A Strategic Human Rights Agenda for the Tillerson State Department

Foreign Policy: During his Senate confirmation hearings, Secretary of State Rex Tillerson rightly identified China, Russia, Iran, North Korea, and militant Islamism as his priorities for the threats they pose to American interests. He also declared that “supporting human rights in our foreign policy is a key component of clarifying to a watching world what America stands for.” While Tillerson did not explicitly connect that general conviction with his specific statements on his priority countries, it was a promising insight. Bringing human rights back to the forefront of America’s diplomatic agenda offers a rare opportunity to regain the initiative and strategic advantage.

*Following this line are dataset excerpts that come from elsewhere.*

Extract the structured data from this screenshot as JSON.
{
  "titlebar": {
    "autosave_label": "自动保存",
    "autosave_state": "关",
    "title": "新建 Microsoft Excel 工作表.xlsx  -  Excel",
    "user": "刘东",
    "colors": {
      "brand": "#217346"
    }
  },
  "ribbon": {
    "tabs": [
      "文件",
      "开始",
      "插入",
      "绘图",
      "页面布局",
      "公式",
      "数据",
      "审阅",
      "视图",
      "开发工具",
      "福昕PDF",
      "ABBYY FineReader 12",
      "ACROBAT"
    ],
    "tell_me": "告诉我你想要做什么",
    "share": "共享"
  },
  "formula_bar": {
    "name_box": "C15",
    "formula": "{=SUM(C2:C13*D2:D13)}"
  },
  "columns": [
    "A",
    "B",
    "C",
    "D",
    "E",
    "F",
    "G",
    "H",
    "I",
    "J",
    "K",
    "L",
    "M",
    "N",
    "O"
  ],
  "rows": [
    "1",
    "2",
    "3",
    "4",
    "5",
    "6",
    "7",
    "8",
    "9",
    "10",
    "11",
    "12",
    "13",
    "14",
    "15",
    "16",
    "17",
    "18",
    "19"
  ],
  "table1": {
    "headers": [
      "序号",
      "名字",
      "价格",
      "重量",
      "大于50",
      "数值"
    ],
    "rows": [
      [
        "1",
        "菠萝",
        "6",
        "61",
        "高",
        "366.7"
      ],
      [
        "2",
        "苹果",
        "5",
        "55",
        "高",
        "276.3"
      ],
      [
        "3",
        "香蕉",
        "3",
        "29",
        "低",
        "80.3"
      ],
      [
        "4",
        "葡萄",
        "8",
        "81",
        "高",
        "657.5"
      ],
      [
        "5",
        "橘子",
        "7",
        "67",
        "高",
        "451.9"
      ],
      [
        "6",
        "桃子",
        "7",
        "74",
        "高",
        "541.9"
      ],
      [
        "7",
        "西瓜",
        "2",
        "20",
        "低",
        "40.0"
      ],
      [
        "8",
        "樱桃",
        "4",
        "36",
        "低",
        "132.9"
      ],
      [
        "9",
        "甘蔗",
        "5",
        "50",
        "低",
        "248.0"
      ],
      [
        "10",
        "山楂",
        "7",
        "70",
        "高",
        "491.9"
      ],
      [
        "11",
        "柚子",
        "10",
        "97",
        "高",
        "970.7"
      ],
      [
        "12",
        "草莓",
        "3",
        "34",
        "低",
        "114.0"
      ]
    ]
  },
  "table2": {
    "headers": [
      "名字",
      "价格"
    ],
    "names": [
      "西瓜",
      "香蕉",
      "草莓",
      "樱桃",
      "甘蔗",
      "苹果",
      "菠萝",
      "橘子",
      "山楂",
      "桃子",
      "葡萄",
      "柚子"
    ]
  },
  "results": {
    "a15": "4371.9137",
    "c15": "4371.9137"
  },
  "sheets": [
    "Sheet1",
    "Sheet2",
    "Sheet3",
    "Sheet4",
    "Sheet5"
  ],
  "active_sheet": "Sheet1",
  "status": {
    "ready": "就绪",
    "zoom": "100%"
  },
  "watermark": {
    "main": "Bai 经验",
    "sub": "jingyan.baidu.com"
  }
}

One regrettable legacy of the Obama era is the relative neglect of human rights and democracy promotion in American foreign policy. Arriving in office with a reflexive, ideological rejection of anything associated with its predecessors in the Bush Administration, the Obama team ostentatiously marginalized human rights in its efforts to pursue a “re-set” with Russia, an economic partnership with China, a rapprochement with Iran, and “strategic patience” with North Korea. Setting aside the relative failures of those policy initiatives on substantive grounds, the abandonment of human rights was a missed opportunity, especially as reformers and dissidents in nations such as Iran, Russia, China, Cuba, Egypt, Vietnam, and Saudi Arabia implored the Administration for support that either arrived too little, too late, or not at all. The Obama Administration did make some gestures towards recalibrating this in its second term, especially with the appointments of principled professionals like Assistant Secretary of State for Democracy, Rights, and Labor (DRL) Tom Malinowski and Ambassador at Large for International Religious Freedom David Saperstein.